Mortality from liver disease is increasing in the UK, whilst mortality from other major diseases is decreasing. Disease of the liver is largely caused by preventable lifestyle behaviours, the 3 main causes being alcoholic liver disease, non-alcoholic fatty liver disease and viral hepatitis. Whilst these 3 factors are all significant contributors to liver disease, excessive alcohol consumption represents the most serious burden. Alcohol consumption continues to rise rapidly and following this trend closely is a rise in alcohol related Accident and Emergency attendances, alcohol related hospital admissions to hospital, alcohol related mortality and a rise in alcohol related crime and loss of productivity.


Attendances at Accident and Emergency and rates of premature death are increasing secondary to these causes and this represents an opportunity for preventative measures to be implemented to stem the rise. Although there is no national framework to combat liver disease, Public Health England recognises it as a public health priority and recommendations are being made by a variety of interested organisations aimed at tackling liver disease. A preventative approach will alleviate an increasing pressure on primary and secondary care providers.

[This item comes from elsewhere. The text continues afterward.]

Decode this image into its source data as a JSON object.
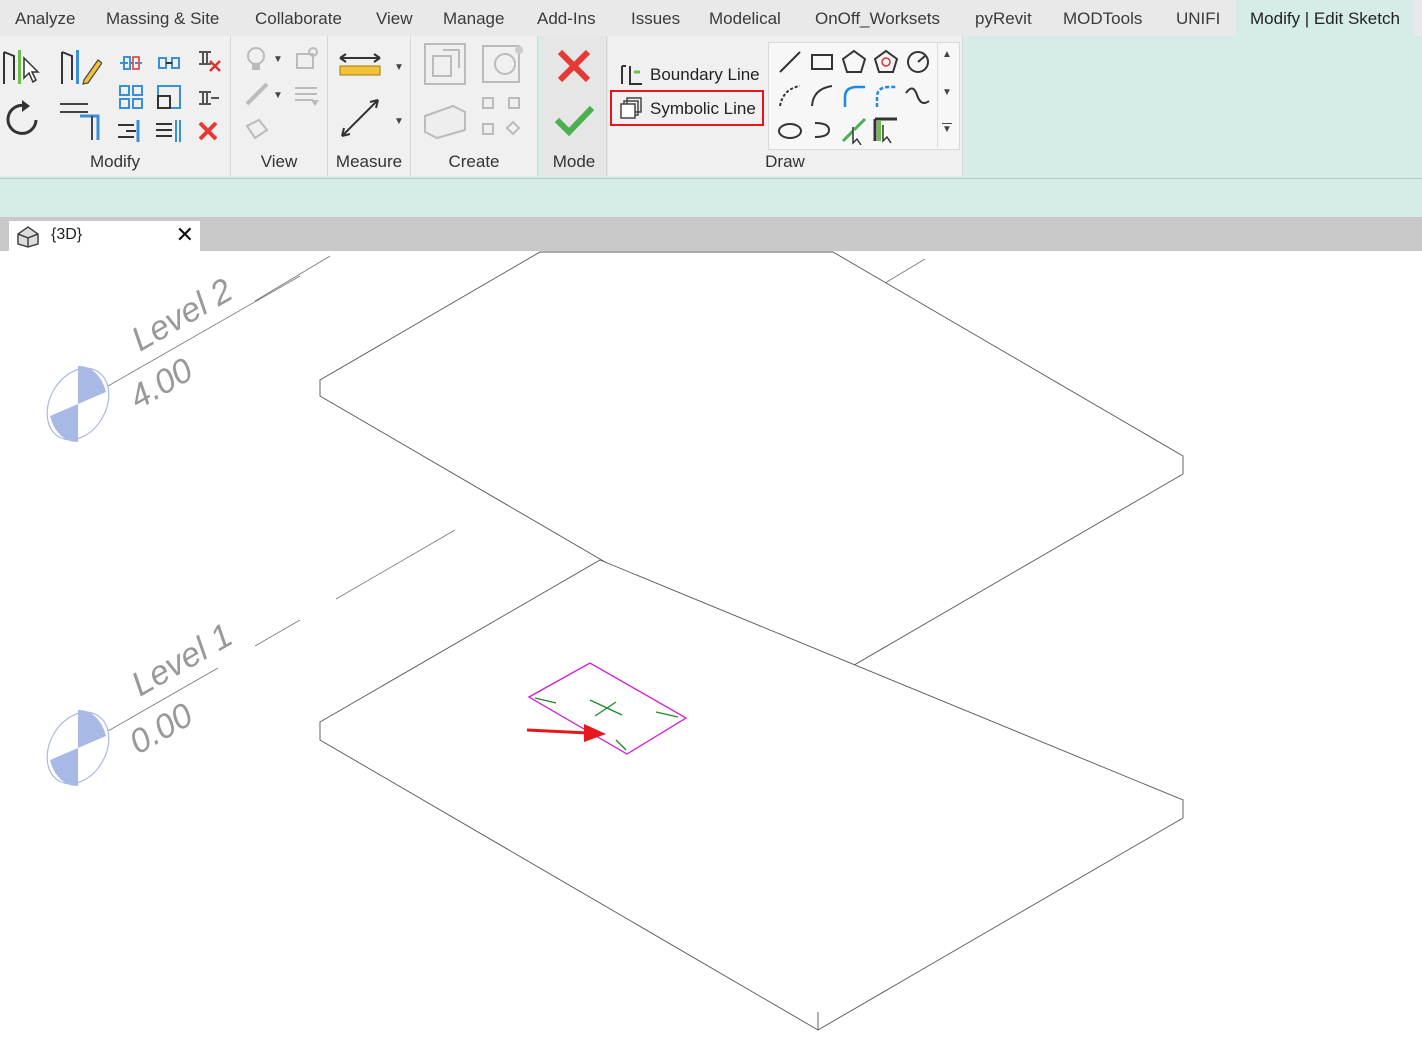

Liver disease disproportionately affects the younger age groups - 90 percent of people who die from liver disease are under 70 years old and 10 percent of deaths of people in their 40s are from liver disease. (Public Health England, 2014.)


Alcoholic liver disease accounts for 37 percent of liver disease deaths and there are 3 times as many deaths from alcoholic liver disease in the most deprived areas of England compared to the least deprived. Mortality rates from liver disease for people aged 75 and under also vary significantly by geographical location, being generally higher in the north than the south of England. Part of this variation may be explained by underlying deprivation-related variation in liver disease incidence and mortality. Wokingham is classified within the least deprived decile in the country.


Deaths from liver disease in males exceed those in females for all age groups, apart from those aged 80 and over. Wokingham’s under 75 mortality rate from liver disease for all persons and men were significantly better than the England rate in 2012 to 2014. Rates for women were not available for women, as the numbers were too small to publish.


Nationally, hospital admission rates due to liver disease are also higher for men at 145.9 per 100,000, compared to 87.6 per 100,000 for women. Hospital admission rates for alcoholic liver disease also reflect this difference with 44.0 admissions per 100,000 for men, compared to 20.3 per 100,000 for women.


Over 70 percent of those dying with liver disease do so in hospital.